Eram os anos 70. O azar foi este. Em 1979, os Estados Unidos entraram em crise e os juros internacionais dispararam ao nível de 20% ao ano. O custo da construção foi de US$12 bilhões, mas a dívida inicial virou uma bola-de-neve pela contratação de novos empréstimos para pagar os antigos, que é como se fazia naqueles aflitivos anos 80. No final, a dívida da usina ficou em US$26,9 bilhões. Como entre o começo das obras e a primeira turbina ser acionada passou-se uma década, só em 1984 Itaipu teve alguma receita para começar a pagar a dívida da construção. Hoje, muito já se pagou, mas a empresa ainda deve US$18,7 bilhões, e só estará quitada em 2023. Portanto, a maior parte da receita da empresa é para pagar a dívida, mas a vantagem é que ela paga com recursos próprios, sem nada pedir aos sócios. Por causa do pagamento dessa dívida, que é decrescente, o Paraguai recebe de cessão da energia e de royalties US$350 milhões. Além disso, a empresa faz investimentos socioambientais de US$30 milhões, metade em cada lado da fronteira. Tem ainda a vantagem, pelo uso do que eles chamam de energia excedente, de ter uma energia que custa mais barato para o consumidor paraguaio do que para o consumidor brasileiro. A empresa, que, na verdade, está se pagando e que nada pediu aos sócios, a não ser o aporte inicial, tem o valor de mercado de US$60 bilhões, seis vezes o PIB paraguaio.

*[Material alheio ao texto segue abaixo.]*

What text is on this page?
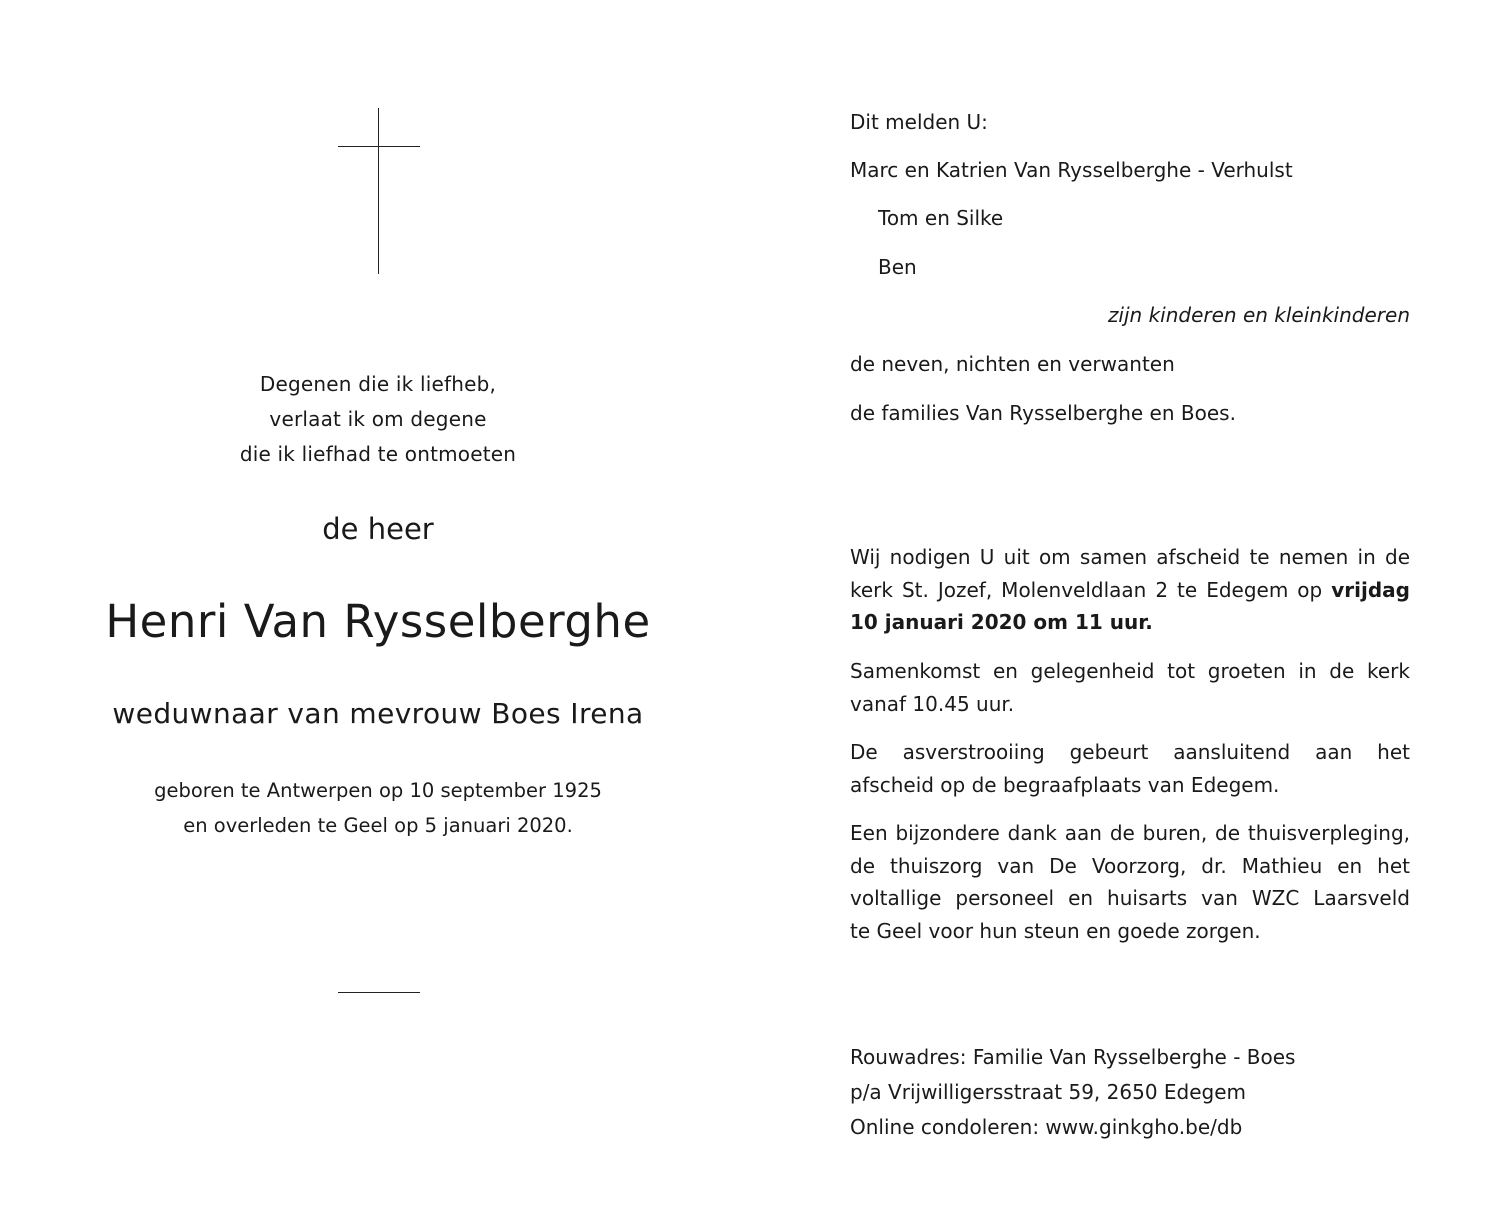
Degenen die ik liefheb,
verlaat ik om degene
die ik liefhad te ontmoeten
de heer
Henri Van Rysselberghe
weduwnaar van mevrouw Boes Irena
geboren te Antwerpen op 10 september 1925
en overleden te Geel op 5 januari 2020.
Dit melden U:
Marc en Katrien Van Rysselberghe - Verhulst
Tom en Silke
Ben
zijn kinderen en kleinkinderen
de neven, nichten en verwanten
de families Van Rysselberghe en Boes.
Wij nodigen U uit om samen afscheid te nemen in de
kerk St. Jozef, Molenveldlaan 2 te Edegem op vrijdag
10 januari 2020 om 11 uur.
Samenkomst en gelegenheid tot groeten in de kerk
vanaf 10.45 uur.
De asverstrooiing gebeurt aansluitend aan het
afscheid op de begraafplaats van Edegem.
Een bijzondere dank aan de buren, de thuisverpleging,
de thuiszorg van De Voorzorg, dr. Mathieu en het
voltallige personeel en huisarts van WZC Laarsveld
te Geel voor hun steun en goede zorgen.
Rouwadres: Familie Van Rysselberghe - Boes
p/a Vrijwilligersstraat 59, 2650 Edegem
Online condoleren: www.ginkgho.be/db
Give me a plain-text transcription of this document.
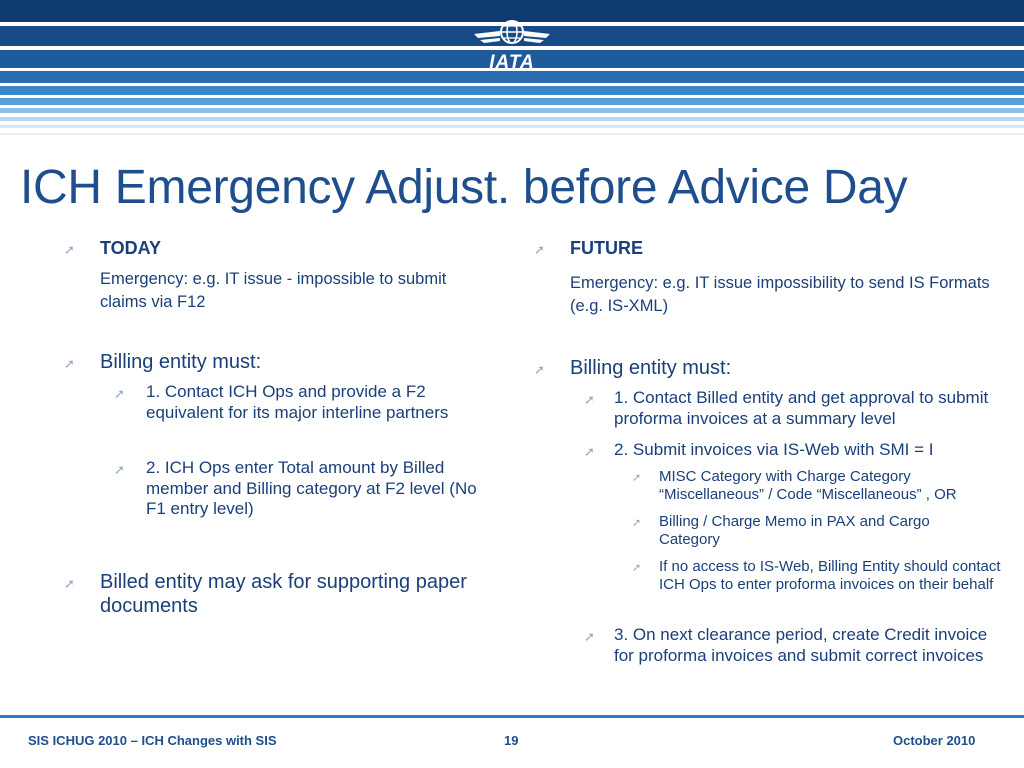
IATA
ICH Emergency Adjust. before Advice Day
➚ TODAY
Emergency: e.g. IT issue - impossible to submit claims via F12
➚ Billing entity must:
➚ 1. Contact ICH Ops and provide a F2 equivalent for its major interline partners
➚ 2. ICH Ops enter Total amount by Billed member and Billing category at F2 level (No F1 entry level)
➚ Billed entity may ask for supporting paper documents
➚ FUTURE
Emergency: e.g. IT issue impossibility to send IS Formats (e.g. IS-XML)
➚ Billing entity must:
➚ 1. Contact Billed entity and get approval to submit proforma invoices at a summary level
➚ 2. Submit invoices via IS-Web with SMI = I
➚ MISC Category with Charge Category “Miscellaneous” / Code “Miscellaneous” , OR
➚ Billing / Charge Memo in PAX and Cargo Category
➚ If no access to IS-Web, Billing Entity should contact ICH Ops to enter proforma invoices on their behalf
➚ 3. On next clearance period, create Credit invoice for proforma invoices and submit correct invoices
SIS ICHUG 2010 – ICH Changes with SIS	19	October 2010
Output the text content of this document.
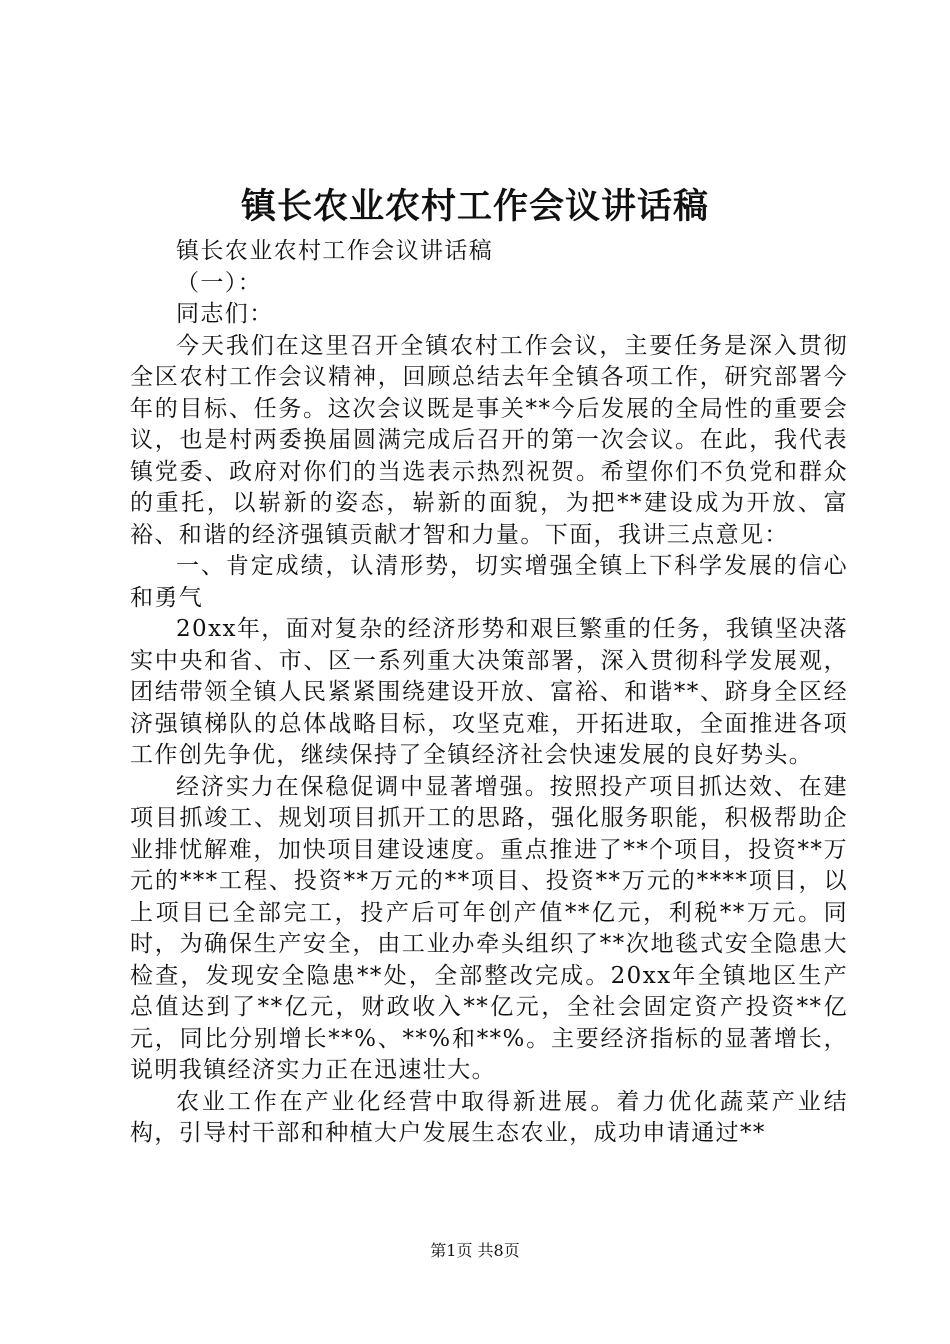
镇长农业农村工作会议讲话稿

镇长农业农村工作会议讲话稿

（一）：

同志们：

今天我们在这里召开全镇农村工作会议，主要任务是深入贯彻全区农村工作会议精神，回顾总结去年全镇各项工作，研究部署今年的目标、任务。这次会议既是事关**今后发展的全局性的重要会议，也是村两委换届圆满完成后召开的第一次会议。在此，我代表镇党委、政府对你们的当选表示热烈祝贺。希望你们不负党和群众的重托，以崭新的姿态，崭新的面貌，为把**建设成为开放、富裕、和谐的经济强镇贡献才智和力量。下面，我讲三点意见：

一、肯定成绩，认清形势，切实增强全镇上下科学发展的信心和勇气

20xx年，面对复杂的经济形势和艰巨繁重的任务，我镇坚决落实中央和省、市、区一系列重大决策部署，深入贯彻科学发展观，团结带领全镇人民紧紧围绕建设开放、富裕、和谐**、跻身全区经济强镇梯队的总体战略目标，攻坚克难，开拓进取，全面推进各项工作创先争优，继续保持了全镇经济社会快速发展的良好势头。

经济实力在保稳促调中显著增强。按照投产项目抓达效、在建项目抓竣工、规划项目抓开工的思路，强化服务职能，积极帮助企业排忧解难，加快项目建设速度。重点推进了**个项目，投资**万元的***工程、投资**万元的**项目、投资**万元的****项目，以上项目已全部完工，投产后可年创产值**亿元，利税**万元。同时，为确保生产安全，由工业办牵头组织了**次地毯式安全隐患大检查，发现安全隐患**处，全部整改完成。20xx年全镇地区生产总值达到了**亿元，财政收入**亿元，全社会固定资产投资**亿元，同比分别增长**%、**%和**%。主要经济指标的显著增长，说明我镇经济实力正在迅速壮大。

农业工作在产业化经营中取得新进展。着力优化蔬菜产业结构，引导村干部和种植大户发展生态农业，成功申请通过**

第1页 共8页
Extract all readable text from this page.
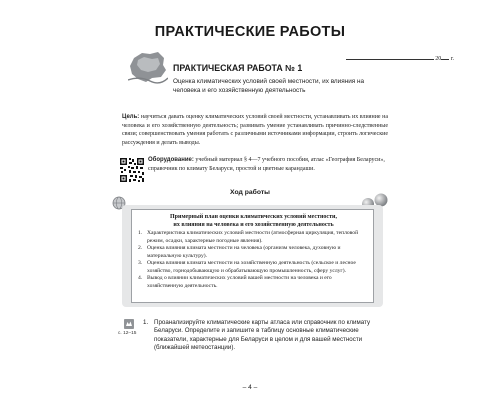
ПРАКТИЧЕСКИЕ РАБОТЫ
20 г.
ПРАКТИЧЕСКАЯ РАБОТА № 1
Оценка климатических условий своей местности, их влияния на человека и его хозяйственную деятельность
Цель: научиться давать оценку климатических условий своей местности, устанавливать их влияние на человека и его хозяйственную деятельность; развивать умение устанавливать причинно-следственные связи; совершенствовать умения работать с различными источниками информации, строить логические рассуждения и делать выводы.
Оборудование: учебный материал § 4—7 учебного пособия, атлас «География Беларуси», справочник по климату Беларуси, простой и цветные карандаши.
Ход работы
Примерный план оценки климатических условий местности,
их влияния на человека и его хозяйственную деятельность
1. Характеристика климатических условий местности (атмосферная циркуляция, тепловой режим, осадки, характерные погодные явления).
2. Оценка влияния климата местности на человека (организм человека, духовную и материальную культуру).
3. Оценка влияния климата местности на хозяйственную деятельность (сельское и лесное хозяйство, горнодобывающую и обрабатывающую промышленность, сферу услуг).
4. Вывод о влиянии климатических условий вашей местности на человека и его хозяйственную деятельность.
с. 12–15
1. Проанализируйте климатические карты атласа или справочник по климату Беларуси. Определите и запишите в таблицу основные климатические показатели, характерные для Беларуси в целом и для вашей местности (ближайшей метеостанции).
– 4 –
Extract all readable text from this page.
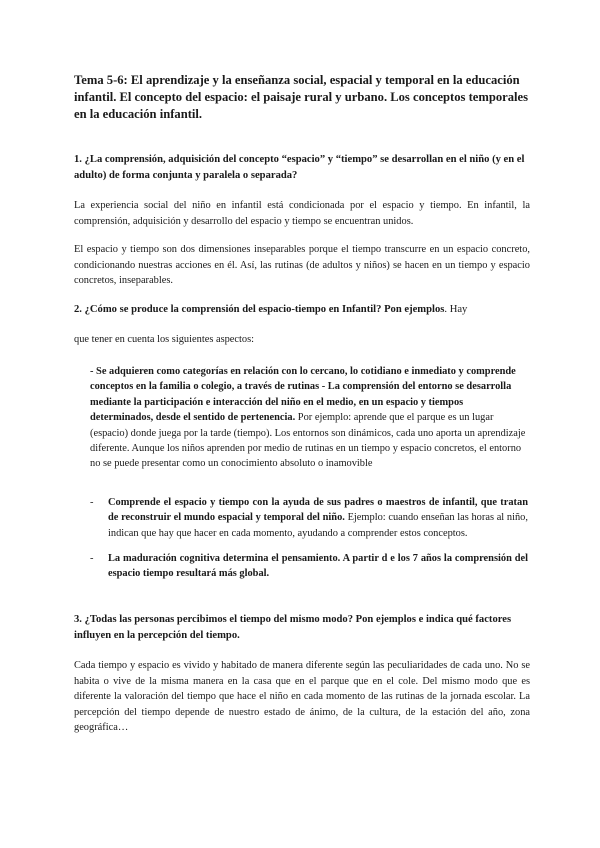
Tema 5-6: El aprendizaje y la enseñanza social, espacial y temporal en la educación infantil. El concepto del espacio: el paisaje rural y urbano. Los conceptos temporales en la educación infantil.

1. ¿La comprensión, adquisición del concepto “espacio” y “tiempo” se desarrollan en el niño (y en el adulto) de forma conjunta y paralela o separada?

La experiencia social del niño en infantil está condicionada por el espacio y tiempo. En infantil, la comprensión, adquisición y desarrollo del espacio y tiempo se encuentran unidos.

El espacio y tiempo son dos dimensiones inseparables porque el tiempo transcurre en un espacio concreto, condicionando nuestras acciones en él. Así, las rutinas (de adultos y niños) se hacen en un tiempo y espacio concretos, inseparables.

2. ¿Cómo se produce la comprensión del espacio-tiempo en Infantil? Pon ejemplos. Hay

que tener en cuenta los siguientes aspectos:

- Se adquieren como categorías en relación con lo cercano, lo cotidiano e inmediato y comprende conceptos en la familia o colegio, a través de rutinas - La comprensión del entorno se desarrolla mediante la participación e interacción del niño en el medio, en un espacio y tiempos determinados, desde el sentido de pertenencia. Por ejemplo: aprende que el parque es un lugar (espacio) donde juega por la tarde (tiempo). Los entornos son dinámicos, cada uno aporta un aprendizaje diferente. Aunque los niños aprenden por medio de rutinas en un tiempo y espacio concretos, el entorno no se puede presentar como un conocimiento absoluto o inamovible

-	Comprende el espacio y tiempo con la ayuda de sus padres o maestros de infantil, que tratan de reconstruir el mundo espacial y temporal del niño. Ejemplo: cuando enseñan las horas al niño, indican que hay que hacer en cada momento, ayudando a comprender estos conceptos.

-	La maduración cognitiva determina el pensamiento. A partir d e los 7 años la comprensión del espacio tiempo resultará más global.

3. ¿Todas las personas percibimos el tiempo del mismo modo? Pon ejemplos e indica qué factores influyen en la percepción del tiempo.

Cada tiempo y espacio es vivido y habitado de manera diferente según las peculiaridades de cada uno. No se habita o vive de la misma manera en la casa que en el parque que en el cole. Del mismo modo que es diferente la valoración del tiempo que hace el niño en cada momento de las rutinas de la jornada escolar. La percepción del tiempo depende de nuestro estado de ánimo, de la cultura, de la estación del año, zona geográfica…
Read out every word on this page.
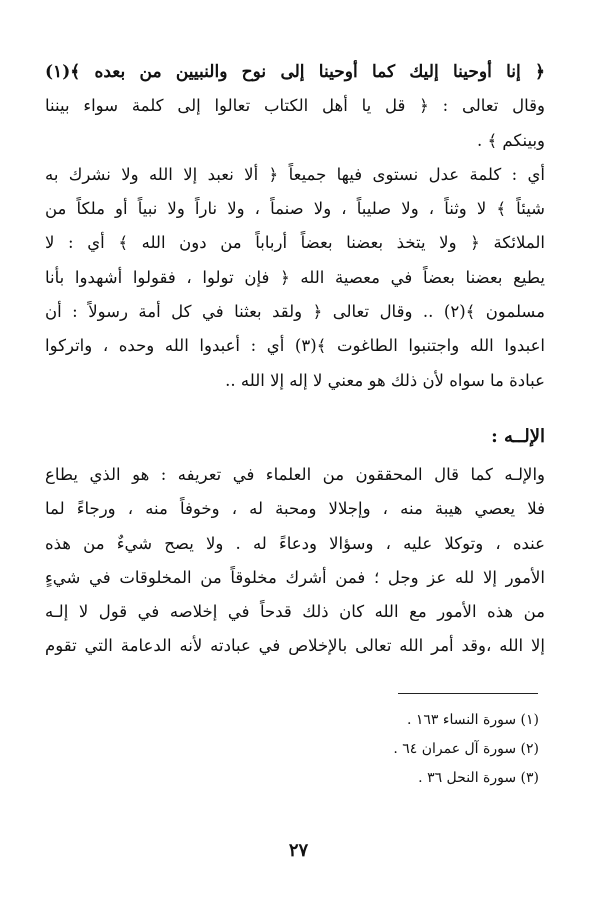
﴿ إنا أوحينا إليك كما أوحينا إلى نوح والنبيين من بعده ﴾(١)
وقال تعالى : ﴿ قل يا أهل الكتاب تعالوا إلى كلمة سواء بيننا
وبينكم ﴾ .
أي : كلمة عدل نستوى فيها جميعاً ﴿ ألا نعبد إلا الله ولا نشرك به
شيئاً ﴾ لا وثناً ، ولا صليباً ، ولا صنماً ، ولا ناراً ولا نبياً أو ملكاً من
الملائكة ﴿ ولا يتخذ بعضنا بعضاً أرباباً من دون الله ﴾ أي : لا
يطيع بعضنا بعضاً في معصية الله ﴿ فإن تولوا ، فقولوا أشهدوا بأنا
مسلمون ﴾(٢) .. وقال تعالى ﴿ ولقد بعثنا في كل أمة رسولاً : أن
اعبدوا الله واجتنبوا الطاغوت ﴾(٣) أي : أعبدوا الله وحده ، واتركوا
عبادة ما سواه لأن ذلك هو معني لا إله إلا الله ..
الإلــه :
والإلـه كما قال المحققون من العلماء في تعريفه : هو الذي يطاع
فلا يعصي هيبة منه ، وإجلالا ومحبة له ، وخوفاً منه ، ورجاءً لما
عنده ، وتوكلا عليه ، وسؤالا ودعاءً له . ولا يصح شيءٌ من هذه
الأمور إلا لله عز وجل ؛ فمن أشرك مخلوقاً من المخلوقات في شيءٍ
من هذه الأمور مع الله كان ذلك قدحاً في إخلاصه في قول لا إلـه
إلا الله ،وقد أمر الله تعالى بالإخلاص في عبادته لأنه الدعامة التي تقوم
(١) سورة النساء ١٦٣ .
(٢) سورة آل عمران ٦٤ .
(٣) سورة النحل ٣٦ .
٢٧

Pelo tratado, de fato, o Paraguai não pode vender para um terceiro país. Mesmo se pudesse, não teria linha de transmissão. Essa é a mesma cláusula que está em outra hidrelétrica binacional que o país tem com a Argentina, a Yaciretá, bem menor que Itaipu.

Fernando Lugo já disse que, se não conseguir do presidente Lula a reabertura da negociação do tratado de Itaipu, pode ir à Corte de Haia. Em março do ano passado, afirmou que "historicamente o Brasil tem roubado o Paraguai". Ele acha que o país deveria receber US$1,8 bilhão pela energia e que, ao receber menos, está subsidiando a indústria paulista. Na verdade, o cálculo que faz é como se a empresa não tivesse uma dívida para pagar. Ao tratar do assunto durante a campanha, promete ao povo que, se o Brasil pagar o preço justo, poderá haver mais emprego, os pobres terão casas, os aposentados terão aumentos. Todo o paraíso é prometido se o país que "explora" os paraguaios parar de explorar.

O jornal "ABC Color" é que mais abraçou esta campanha e, em seus editoriais, chama o Brasil de "imperialista" e "explorador". O tom da campanha foi este, tanto que os outros candidatos tiveram também que ir nessa onda. A posse do novo presidente, seja quem for, vai criar esta expectativa de que o Brasil pague mais pela energia.

A contabilidade de Itaipu é confusa. Teoricamente o Paraguai recebe US$2,81 o MWH pela energia, mas o custo da energia para a Eletrobrás é de US$45,31 o megawatt/hora, mais do que o consórcio que fará Santo Antonio aceita receber. O Brasil tem que se preparar muito bem para enfrentar o que vem pela frente, sem cair no paternalismo tão comum no atual governo.